Grace isn’t the only OJH student who misses their parent everyday. Eighth grader Alexander France’s dad, Senior Chief Navy Counselor Joe France, has been serving in the Navy for 23 years and three months. Before his first deployment, he was anxious for what was to come while serving in the Navy.

“My first emotion was excitement about what I was going to do and then I had the concern about leaving home,” stated Senior Chief Navy Counselor France. “I was a little scared to leave home, but I figured that so many men and women had done this and been successful so it couldn’t be a bad thing.”

His son, Alex, misses his dad every time he’s deployed. “I used to spend every day of every moment with him, and when he’s gone I feel empty. There is just nothing to do. I get bored. I miss him more and more every day.”

Alexander’s dad was home for the holidays, but he won’t be here with him for long.
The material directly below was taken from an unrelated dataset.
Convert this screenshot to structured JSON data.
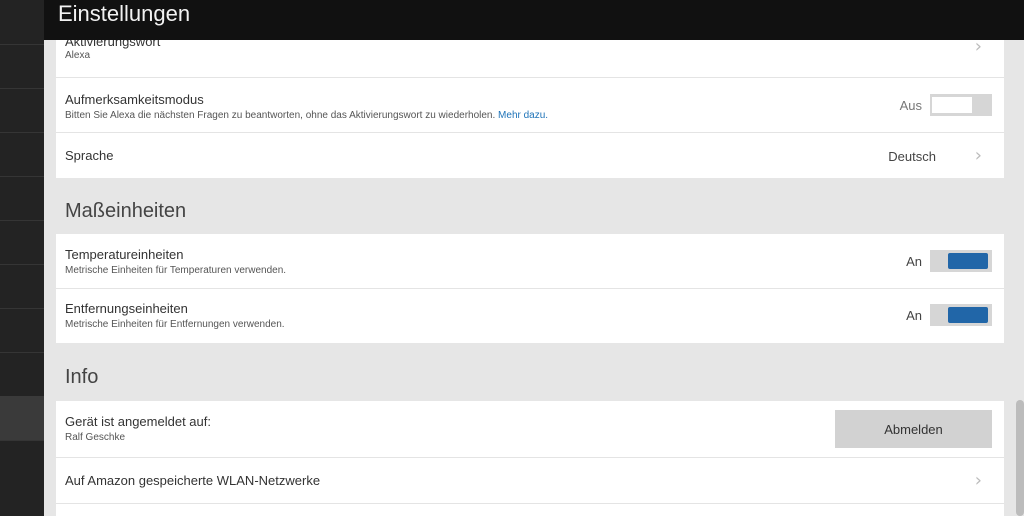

“I get to see him around Christmas. He’s home right now, but he gets deployed again somewhere around December 29th.”

Alexander’s dad has been all over the world. “I have been to Japan, the Philippines, Australia, Hong Kong, Singapore, South Korea, and Diego Garcia, which is near the Indian Ocean. Additionally, I served aboard fast attack submarines and a submarine tender (repair ship) during my career,” stated Senior Chief Navy Counselor France.

Having one parent in the military is tough enough, but imagine having two parents who have served or are currently serving. Alexia Zitzke is an example of a student who has two parents in the military.

“My dad is retired now, but my stepmom is currently in Maryland. We don’t get to see her that often, so when she comes home my whole family is really happy. I just wish we could see her more than we do.”

Alexia’s dad served in the Marines for six years and the Army for eight years. Her stepmom has served for almost 18 years. Alexia has been affected emotionally by her dad’s employment for as long as she can remember.

“I remember my dad telling me he had to rush home for my birth, and then having to leave right after I was born. I only got to see him during the summers until I was ten because he was always overseas,” added Alexia.  “I used to have to go to school in different states because of his deployment, and then I would have to go back to that state half way through the school year. But it doesn’t affect me much anymore since we get to stay in Missouri now.”

Alexia also agrees with the idea that other people cannot completely wrap their head around the idea of their parent not being there for them.

“I think they try to sympathize, but I don’t think that they could possibly understand the struggle of having to move so much, and not having your parents with you at certain times. They don’t understand the feeling of not having your parent there for you when you hit a big milestone in your life.”

These three students are among the many at OJH that have parents in the military. It takes perseverance and a strong mind to be in their position.

“ If I had to say one thing, I would say be grateful for your family,” voiced Grace. “You never know what could happen, your next moment with them could be your last.”